The nine members of the Constitutional Tribunal, which made the decision, assumed their positions in January 2012 and will remain there for six years. According to the newspaper Clarín, the tribunal has in the past come down against Morales' government, but the opposition considers it overly sympathetic to Morales' government.
The debate over whether or not Morales should be able to seek reelection for a third term first came about this past February, when a survey by the daily Página Siete indicated that 54 percent of the public supported the reelection of Evo Morales. Another survey, this one by El Deber, indicated this past Sunday that "41 percent of voters would elect Evo Morales, while 53 percent would not, if the elections were today".
The Guardian notes that Morales has garnered a reputation for being unpopular among many international investors for his nationalizations of private companies, part of his effort of exerting greater state control over the economy. Yet Wall Street credit rating agencies qualify his fiscal management as sound, and applaud his building up of record central bank reserves.

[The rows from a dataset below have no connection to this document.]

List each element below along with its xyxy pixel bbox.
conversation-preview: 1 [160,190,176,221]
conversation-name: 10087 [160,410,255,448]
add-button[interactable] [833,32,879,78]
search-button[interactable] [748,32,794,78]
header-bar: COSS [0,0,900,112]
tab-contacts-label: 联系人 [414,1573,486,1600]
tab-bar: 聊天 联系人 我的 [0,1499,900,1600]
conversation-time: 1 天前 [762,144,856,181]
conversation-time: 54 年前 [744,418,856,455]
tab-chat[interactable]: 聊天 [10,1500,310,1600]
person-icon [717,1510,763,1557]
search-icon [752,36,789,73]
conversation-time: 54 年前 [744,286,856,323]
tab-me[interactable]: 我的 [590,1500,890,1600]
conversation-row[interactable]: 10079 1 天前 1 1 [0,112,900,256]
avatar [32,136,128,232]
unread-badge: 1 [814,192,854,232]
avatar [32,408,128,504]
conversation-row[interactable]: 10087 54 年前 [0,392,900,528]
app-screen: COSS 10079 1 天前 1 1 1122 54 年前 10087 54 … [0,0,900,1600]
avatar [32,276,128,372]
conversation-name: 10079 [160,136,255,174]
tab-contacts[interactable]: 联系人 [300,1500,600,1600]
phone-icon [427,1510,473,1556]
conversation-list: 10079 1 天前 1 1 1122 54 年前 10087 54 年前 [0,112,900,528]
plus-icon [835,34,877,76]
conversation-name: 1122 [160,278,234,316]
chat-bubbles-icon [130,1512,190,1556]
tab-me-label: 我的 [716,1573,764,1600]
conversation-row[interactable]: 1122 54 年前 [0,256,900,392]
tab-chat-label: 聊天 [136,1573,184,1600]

In the past year, Morales has nationalized three major Spanish-owned companies: SABSA, which runs Bolivia's three biggest airports and was taken over this past February; in December, electricity distribution subsidiaries of the energy company Iberdrola; and in May 2012, Red Electrica, which owned and ran almost three-fourths of Bolivia's power grid. Previously Morales had moved to claim a greater state stake on hydrocarbon companies, power generators, and the country's largest telephone operator. Morales says the nationalizations are part of an effort to restore Bolivia's natural resources and basic services to its citizens.